Ritanjan Dan [00:25:45]

The strategies are quite different. So this is a very close examination of all of that. So these are some issues that are critically important in contemporary India, not just in terms of urban development. So therefore, we are quite confident that the book will speak to anybody who's interested in contemporary India and its people and their lives.
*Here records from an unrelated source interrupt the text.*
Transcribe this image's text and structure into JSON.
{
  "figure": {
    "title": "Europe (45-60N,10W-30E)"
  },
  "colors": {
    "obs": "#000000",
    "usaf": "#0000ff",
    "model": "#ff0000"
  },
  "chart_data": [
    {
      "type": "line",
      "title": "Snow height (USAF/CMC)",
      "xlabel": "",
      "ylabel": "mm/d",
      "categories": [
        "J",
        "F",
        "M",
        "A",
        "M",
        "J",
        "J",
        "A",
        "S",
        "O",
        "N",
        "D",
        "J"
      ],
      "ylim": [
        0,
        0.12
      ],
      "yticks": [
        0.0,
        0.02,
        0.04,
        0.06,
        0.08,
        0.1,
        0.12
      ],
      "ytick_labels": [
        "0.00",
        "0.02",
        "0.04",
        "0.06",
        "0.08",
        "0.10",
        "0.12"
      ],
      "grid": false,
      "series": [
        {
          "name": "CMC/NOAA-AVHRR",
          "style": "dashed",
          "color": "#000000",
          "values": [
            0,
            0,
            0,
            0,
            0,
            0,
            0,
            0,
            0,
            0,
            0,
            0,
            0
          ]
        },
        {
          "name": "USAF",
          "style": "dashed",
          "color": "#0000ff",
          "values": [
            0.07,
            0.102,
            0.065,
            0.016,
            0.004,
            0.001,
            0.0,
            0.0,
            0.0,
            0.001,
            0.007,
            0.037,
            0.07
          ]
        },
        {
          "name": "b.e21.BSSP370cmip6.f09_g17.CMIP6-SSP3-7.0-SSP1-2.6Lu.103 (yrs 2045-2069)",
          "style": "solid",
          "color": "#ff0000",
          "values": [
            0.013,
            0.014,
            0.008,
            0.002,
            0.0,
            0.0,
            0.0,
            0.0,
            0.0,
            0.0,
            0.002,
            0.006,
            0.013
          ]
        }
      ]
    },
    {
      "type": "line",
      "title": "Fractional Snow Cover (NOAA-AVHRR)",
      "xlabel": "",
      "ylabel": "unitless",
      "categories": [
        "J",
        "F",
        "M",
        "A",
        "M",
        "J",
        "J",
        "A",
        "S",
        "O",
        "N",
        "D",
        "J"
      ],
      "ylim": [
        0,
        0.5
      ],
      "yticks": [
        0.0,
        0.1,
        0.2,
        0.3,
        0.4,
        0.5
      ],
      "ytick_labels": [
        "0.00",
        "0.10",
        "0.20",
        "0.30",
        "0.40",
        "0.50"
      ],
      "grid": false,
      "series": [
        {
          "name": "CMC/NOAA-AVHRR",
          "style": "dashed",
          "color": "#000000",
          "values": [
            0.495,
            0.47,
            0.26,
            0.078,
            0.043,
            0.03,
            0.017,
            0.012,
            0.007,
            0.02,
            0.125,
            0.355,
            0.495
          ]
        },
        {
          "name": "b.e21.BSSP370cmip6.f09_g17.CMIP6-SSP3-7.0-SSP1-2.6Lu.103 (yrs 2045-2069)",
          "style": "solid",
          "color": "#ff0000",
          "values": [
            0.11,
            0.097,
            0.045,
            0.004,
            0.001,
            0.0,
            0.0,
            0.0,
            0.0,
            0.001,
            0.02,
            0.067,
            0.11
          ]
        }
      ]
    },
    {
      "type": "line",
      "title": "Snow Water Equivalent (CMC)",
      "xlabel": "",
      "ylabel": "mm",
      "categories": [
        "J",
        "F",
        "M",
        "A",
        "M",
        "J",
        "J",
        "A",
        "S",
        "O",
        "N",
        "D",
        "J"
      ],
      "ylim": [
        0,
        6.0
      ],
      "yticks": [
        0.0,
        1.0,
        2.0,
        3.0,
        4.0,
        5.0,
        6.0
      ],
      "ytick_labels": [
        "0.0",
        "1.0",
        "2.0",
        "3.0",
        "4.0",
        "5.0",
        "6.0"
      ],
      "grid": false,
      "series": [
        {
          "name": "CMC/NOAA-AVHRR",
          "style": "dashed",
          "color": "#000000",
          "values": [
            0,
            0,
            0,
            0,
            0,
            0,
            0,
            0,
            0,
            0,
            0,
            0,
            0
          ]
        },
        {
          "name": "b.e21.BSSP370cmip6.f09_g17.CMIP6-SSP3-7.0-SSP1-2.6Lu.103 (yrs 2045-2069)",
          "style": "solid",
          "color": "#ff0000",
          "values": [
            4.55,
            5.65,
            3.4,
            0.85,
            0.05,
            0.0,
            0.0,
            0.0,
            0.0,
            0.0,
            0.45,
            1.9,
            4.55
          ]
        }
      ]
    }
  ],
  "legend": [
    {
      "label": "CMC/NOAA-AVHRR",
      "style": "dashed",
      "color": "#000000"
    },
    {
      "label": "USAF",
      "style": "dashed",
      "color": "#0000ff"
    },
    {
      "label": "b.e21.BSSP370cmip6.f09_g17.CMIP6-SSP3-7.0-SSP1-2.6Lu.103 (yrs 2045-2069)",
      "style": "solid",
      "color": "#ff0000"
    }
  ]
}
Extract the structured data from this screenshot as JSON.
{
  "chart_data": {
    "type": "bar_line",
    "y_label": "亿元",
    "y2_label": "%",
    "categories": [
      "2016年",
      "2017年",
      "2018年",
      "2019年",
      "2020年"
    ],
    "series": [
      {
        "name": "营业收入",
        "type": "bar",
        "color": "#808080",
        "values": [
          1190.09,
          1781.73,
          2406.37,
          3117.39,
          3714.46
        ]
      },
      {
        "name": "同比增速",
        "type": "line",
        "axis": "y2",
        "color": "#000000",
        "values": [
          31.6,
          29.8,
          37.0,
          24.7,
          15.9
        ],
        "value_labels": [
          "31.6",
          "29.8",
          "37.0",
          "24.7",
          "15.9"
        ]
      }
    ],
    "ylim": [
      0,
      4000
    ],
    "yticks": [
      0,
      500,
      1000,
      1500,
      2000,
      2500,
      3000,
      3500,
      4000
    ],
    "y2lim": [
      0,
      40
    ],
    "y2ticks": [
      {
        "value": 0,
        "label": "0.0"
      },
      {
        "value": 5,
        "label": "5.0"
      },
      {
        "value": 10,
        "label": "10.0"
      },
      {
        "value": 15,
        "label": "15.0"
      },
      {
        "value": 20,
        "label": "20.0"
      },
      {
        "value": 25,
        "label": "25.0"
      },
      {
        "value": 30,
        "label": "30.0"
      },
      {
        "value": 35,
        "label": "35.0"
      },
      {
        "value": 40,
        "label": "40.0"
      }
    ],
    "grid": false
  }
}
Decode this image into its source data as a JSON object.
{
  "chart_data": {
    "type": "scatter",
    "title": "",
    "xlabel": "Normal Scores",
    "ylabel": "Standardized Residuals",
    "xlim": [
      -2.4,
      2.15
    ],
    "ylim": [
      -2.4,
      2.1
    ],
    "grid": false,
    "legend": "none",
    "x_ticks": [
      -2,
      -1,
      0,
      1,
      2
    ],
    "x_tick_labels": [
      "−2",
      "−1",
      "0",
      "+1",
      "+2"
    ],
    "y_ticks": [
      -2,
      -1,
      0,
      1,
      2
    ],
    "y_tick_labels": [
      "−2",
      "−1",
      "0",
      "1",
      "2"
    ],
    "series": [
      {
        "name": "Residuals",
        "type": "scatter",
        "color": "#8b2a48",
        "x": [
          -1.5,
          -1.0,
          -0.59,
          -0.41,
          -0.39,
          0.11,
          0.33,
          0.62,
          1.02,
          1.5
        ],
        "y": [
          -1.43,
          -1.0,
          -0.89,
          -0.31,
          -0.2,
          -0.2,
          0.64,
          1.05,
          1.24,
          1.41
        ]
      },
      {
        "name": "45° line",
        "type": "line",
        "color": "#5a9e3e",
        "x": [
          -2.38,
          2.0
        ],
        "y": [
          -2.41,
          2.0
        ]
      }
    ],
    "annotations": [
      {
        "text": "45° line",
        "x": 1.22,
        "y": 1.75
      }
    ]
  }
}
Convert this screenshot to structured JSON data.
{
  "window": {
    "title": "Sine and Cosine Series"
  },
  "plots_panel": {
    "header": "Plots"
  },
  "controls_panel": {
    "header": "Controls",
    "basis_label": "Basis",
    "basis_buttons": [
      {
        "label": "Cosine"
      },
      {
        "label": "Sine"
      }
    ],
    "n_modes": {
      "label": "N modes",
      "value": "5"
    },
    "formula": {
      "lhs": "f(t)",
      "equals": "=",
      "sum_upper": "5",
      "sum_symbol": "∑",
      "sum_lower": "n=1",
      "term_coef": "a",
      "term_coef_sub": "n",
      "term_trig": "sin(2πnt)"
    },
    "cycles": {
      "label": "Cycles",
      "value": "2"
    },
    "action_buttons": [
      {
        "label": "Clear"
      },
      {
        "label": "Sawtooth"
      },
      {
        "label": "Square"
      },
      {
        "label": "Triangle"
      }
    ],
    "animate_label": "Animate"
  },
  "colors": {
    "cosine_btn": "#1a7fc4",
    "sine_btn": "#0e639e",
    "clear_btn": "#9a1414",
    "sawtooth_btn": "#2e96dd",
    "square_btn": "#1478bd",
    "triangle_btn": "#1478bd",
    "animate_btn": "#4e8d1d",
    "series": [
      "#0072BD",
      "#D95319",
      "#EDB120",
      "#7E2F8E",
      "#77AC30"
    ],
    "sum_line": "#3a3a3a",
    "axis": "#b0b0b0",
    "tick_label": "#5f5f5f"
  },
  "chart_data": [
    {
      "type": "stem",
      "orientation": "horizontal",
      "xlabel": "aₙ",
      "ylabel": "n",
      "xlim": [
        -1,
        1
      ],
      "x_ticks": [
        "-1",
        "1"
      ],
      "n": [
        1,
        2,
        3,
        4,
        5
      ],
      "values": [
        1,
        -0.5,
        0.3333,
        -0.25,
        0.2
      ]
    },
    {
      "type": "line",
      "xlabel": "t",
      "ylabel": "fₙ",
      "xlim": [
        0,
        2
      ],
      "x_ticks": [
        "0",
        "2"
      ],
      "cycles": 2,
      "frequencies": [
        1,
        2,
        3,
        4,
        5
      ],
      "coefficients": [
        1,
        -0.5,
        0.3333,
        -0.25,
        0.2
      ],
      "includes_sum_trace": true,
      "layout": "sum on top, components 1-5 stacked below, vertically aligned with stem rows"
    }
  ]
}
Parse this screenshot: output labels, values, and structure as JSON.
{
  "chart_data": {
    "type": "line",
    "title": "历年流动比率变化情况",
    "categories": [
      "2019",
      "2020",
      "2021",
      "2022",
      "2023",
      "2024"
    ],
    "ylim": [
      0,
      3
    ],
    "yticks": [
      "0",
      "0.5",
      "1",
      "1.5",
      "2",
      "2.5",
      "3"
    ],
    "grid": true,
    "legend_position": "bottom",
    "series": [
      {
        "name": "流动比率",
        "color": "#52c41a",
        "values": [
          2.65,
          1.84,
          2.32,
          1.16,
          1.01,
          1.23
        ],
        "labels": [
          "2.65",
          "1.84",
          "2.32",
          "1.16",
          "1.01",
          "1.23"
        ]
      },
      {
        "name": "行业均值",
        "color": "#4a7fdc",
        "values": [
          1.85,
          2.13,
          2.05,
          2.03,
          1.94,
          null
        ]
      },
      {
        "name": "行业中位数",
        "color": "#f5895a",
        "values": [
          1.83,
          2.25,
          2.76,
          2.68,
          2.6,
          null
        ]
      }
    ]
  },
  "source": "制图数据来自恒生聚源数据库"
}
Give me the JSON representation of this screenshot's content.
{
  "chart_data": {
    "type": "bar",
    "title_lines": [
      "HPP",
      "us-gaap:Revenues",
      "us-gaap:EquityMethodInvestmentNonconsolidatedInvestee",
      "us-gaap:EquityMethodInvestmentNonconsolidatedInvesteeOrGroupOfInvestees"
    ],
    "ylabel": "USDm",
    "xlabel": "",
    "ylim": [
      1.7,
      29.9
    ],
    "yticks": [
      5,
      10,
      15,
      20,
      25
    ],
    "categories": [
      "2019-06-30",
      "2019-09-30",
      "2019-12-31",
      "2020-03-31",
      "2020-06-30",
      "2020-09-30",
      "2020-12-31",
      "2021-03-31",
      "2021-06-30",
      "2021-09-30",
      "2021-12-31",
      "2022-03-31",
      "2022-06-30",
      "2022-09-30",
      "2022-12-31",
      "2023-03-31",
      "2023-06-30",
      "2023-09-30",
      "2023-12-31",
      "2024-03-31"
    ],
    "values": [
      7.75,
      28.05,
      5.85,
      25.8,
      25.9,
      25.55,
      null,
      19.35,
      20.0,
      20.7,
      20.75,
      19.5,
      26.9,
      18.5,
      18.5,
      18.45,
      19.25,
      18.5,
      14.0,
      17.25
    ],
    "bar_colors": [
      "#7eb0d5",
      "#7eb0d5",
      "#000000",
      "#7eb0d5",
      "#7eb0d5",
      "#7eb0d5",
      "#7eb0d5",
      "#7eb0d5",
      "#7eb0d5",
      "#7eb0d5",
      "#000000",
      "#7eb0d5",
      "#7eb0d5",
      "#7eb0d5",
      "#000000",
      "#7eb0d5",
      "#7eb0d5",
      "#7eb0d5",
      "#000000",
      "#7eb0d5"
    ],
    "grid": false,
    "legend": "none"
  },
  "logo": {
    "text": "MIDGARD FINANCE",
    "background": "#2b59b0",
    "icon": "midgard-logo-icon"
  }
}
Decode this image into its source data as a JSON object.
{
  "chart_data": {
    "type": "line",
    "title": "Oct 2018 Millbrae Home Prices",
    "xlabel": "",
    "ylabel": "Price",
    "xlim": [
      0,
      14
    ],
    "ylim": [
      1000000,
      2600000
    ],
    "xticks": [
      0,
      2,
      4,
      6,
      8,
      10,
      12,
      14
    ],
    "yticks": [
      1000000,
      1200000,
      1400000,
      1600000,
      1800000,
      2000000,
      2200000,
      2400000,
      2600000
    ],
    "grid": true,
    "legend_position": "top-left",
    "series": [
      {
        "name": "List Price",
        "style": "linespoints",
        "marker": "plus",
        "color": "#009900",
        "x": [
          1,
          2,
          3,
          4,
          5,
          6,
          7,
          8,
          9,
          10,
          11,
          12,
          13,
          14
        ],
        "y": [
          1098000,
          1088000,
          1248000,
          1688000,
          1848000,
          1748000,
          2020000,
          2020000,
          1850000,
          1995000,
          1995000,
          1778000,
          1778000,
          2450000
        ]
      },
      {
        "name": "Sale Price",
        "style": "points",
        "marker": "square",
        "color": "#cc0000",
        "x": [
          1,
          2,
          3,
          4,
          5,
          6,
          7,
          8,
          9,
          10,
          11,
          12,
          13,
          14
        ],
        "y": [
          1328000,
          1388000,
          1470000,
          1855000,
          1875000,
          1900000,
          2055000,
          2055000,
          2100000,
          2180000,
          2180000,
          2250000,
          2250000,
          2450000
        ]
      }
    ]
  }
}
Kenneth Bo Nielsen [00:26:08]

So let me just throw final challenge at you. Now that we are approaching the end of this conversation, if you could identify one main point that you would like your readers to take away from this book, what would that be?

Ritanjan Dan [00:26:22]

Yeah, that is quite a challenge, especially given the conceptual divergence of the book. If there is one thing, though, and I would like to maybe take a step back from the individual theoretical ideas that we spoke about earlier, but broadly, I would hope that the book would make the readers pause and rethink the grand and abstract ideas of growth and development that the political class tends to go on about and eulogize is that India is in a part of development and so on, and instead reflect on the times that we live in, how we connect to each other and how we are separated. Beyond the theoretical ideas and empirical granularity. It's that reflection or that maybe giving people a little bit of food for thought to reflect on our times and our lives. I hope that would be the main takeaway of the book. Thank you.